# Semi Supervised Learning Method 
### By Taiki Papandreou

## Quick Recap
Semi Supervised learning model is trained on both labeled and unlabled data. Since we manually labled our data in week 2. We can implement this technique in week 3. <br>
The goal of this model is to get a better result than lbl2vec. <br>
Source: https://machinelearningmastery.com/semi-supervised-learning-with-label-propagation/


In [14]:
# import
import pandas as pd
import random
from sklearn import datasets
import nltk
from nltk.stem.wordnet import WordNetLemmatizer
from sklearn.feature_extraction.text import TfidfVectorizer
import itertools
import numpy as np
from numpy import concatenate
from sklearn.datasets import make_classification
from sklearn.model_selection import train_test_split
from sklearn.metrics import accuracy_score
from sklearn.semi_supervised import LabelPropagation


# Data

In [2]:
df = pd.read_csv('0-10000-labeled.csv')
df[:5]

Unnamed: 0,article,highlights,id,label
0,"LONDON, England (Reuters) -- Harry Potter star...",Harry Potter star Daniel Radcliffe gets £20M f...,42c027e4ff9730fbb3de84c1af0d2c506e41c3e4,0.0
1,Editor's note: In our Behind the Scenes series...,Mentally ill inmates in Miami are housed on th...,ee8871b15c50d0db17b0179a6d2beab35065f1e9,0.0
2,"MINNEAPOLIS, Minnesota (CNN) -- Drivers who we...","NEW: ""I thought I was going to die,"" driver sa...",06352019a19ae31e527f37f7571c6dd7f0c5da37,1.0
3,WASHINGTON (CNN) -- Doctors removed five small...,"Five small polyps found during procedure; ""non...",24521a2abb2e1f5e34e6824e0f9e56904a2b0e88,0.0
4,(CNN) -- The National Football League has ind...,"NEW: NFL chief, Atlanta Falcons owner critical...",7fe70cc8b12fab2d0a258fababf7d9c6b5e1262a,0.0


In [3]:
# Inspect some articles with label
check0 = df[['highlights', 'label']]
n = 3
check1 = check0.sample(n)
pd.options.display.max_colwidth = 300
print(check1.to_string(index=False, header=False))

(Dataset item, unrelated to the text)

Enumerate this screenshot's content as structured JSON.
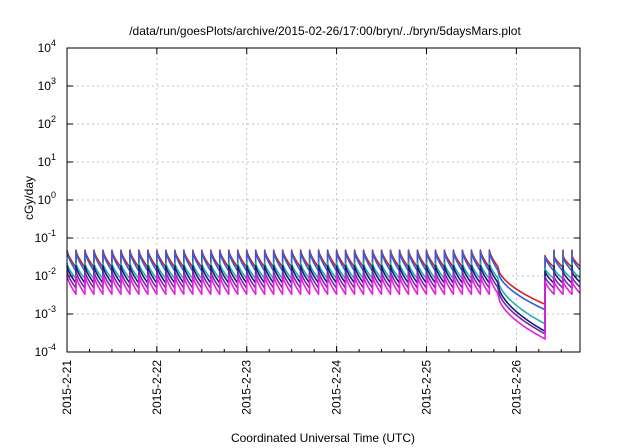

# It seems label 0 is working


                                                                                              Retired Adm. Dennis Blair confirmed by unanimous consent .\nConfirmation comes after previous director Michael McConnell resigned .\nEarlier this month, President Obama nominated Blair as chief of intelligence . 0.0
                     FBI looking for financial impropriety after man's clients talked about money loss .\nPolice say William Parente killed wife, two daughters in hotel room .\nFamily ID'd as William and Betty Parente, Stephanie, 19, Catherine, 11 .\nPolice say Parente, an attorney, fatally cut himself . 0.0
8-year-old girl sexually assaulted by fellow Liberia natives, police say .\nDuring Liberia's civil war, rape was used as a weapon by soldiers .\nU.N. report: 60 to 70 percent of Liberian women were assault victims .\nJohnson-Sirleaf, first elected female leader in Africa, makes stopping rape a priority . 0.0


# Data preparation

In [4]:
# define dataset
# We only use highlights in this notebook since it gives enough information on articles
df1 = check0
print(df1.shape)
print(df1.columns)

(10000, 2)
Index(['highlights', 'label'], dtype='object')


In [5]:
# merge with 10000 unlabeled data
# load that data
df2 = pd.read_csv('277113-287113-unlabeled.csv')
df2 = df2[['highlights', 'label']]
df2[:2]

Unnamed: 0,highlights,label
0,"Skier Raphael Beghi captured fall via a helmet-mounted camera .\nAs he sped down the hill, he lost control of his skis and they flew off .\nHe quickly crashed to the ground and skidded to a stop in Serre Chevalier .",
1,Two women were arrested for 'intruding' during the Australian Open Final .\nThey ran onto the court to protest the poor living conditions and treatment of refugees detained on Manus Island immigration detention facility .\nNovak Djokovic went on to triumph over Andy Murray in the Men's Final .\n...,


In [6]:
# merge them together
frames = [df1, df2]
data = pd.concat(frames, ignore_index=True)
# The result should have ['highlights','label'] and has 20k records
print(data.shape)
print(data.columns)

(20000, 2)
Index(['highlights', 'label'], dtype='object')


In [7]:
%%time
# We need to have a vector representation of highlights
# In this project we only look at words and not grammar
# So using other text representation might improve the performance

###########################################################################

# We will only look at nouns since those words give semantics
# function to test if something is a noun
is_noun = lambda pos: pos[:2] == 'NN'
# lemmatizer for later
Lem = WordNetLemmatizer()
for i in range(len(data)):
    # extract only nouns from highlights
    lines = data['highlights'][i]
    # tokenize highlights
    tokenized = nltk.word_tokenize(lines)
    nouns = [word for (word, pos) in nltk.pos_tag(tokenized) if is_noun(pos)] 
    # make them lowercase
    nouns = [noun.lower() for noun in nouns]
    # lemmatization to erase prural etc
    nouns = [Lem.lemmatize(noun) for noun in nouns]
    # update 
    data.at[i,'highlights']= nouns

CPU times: user 1min 18s, sys: 1.45 s, total: 1min 19s
Wall time: 1min 20s


In [8]:
# check how many unique words we have
words = list(itertools.chain(data['highlights']))
merged = list(itertools.chain(*words))
# remove all duplicates now we defined vocabulary (noun only) of our data
vocab = set(merged)
print("This dataset contains ", len(vocab), "nouns.")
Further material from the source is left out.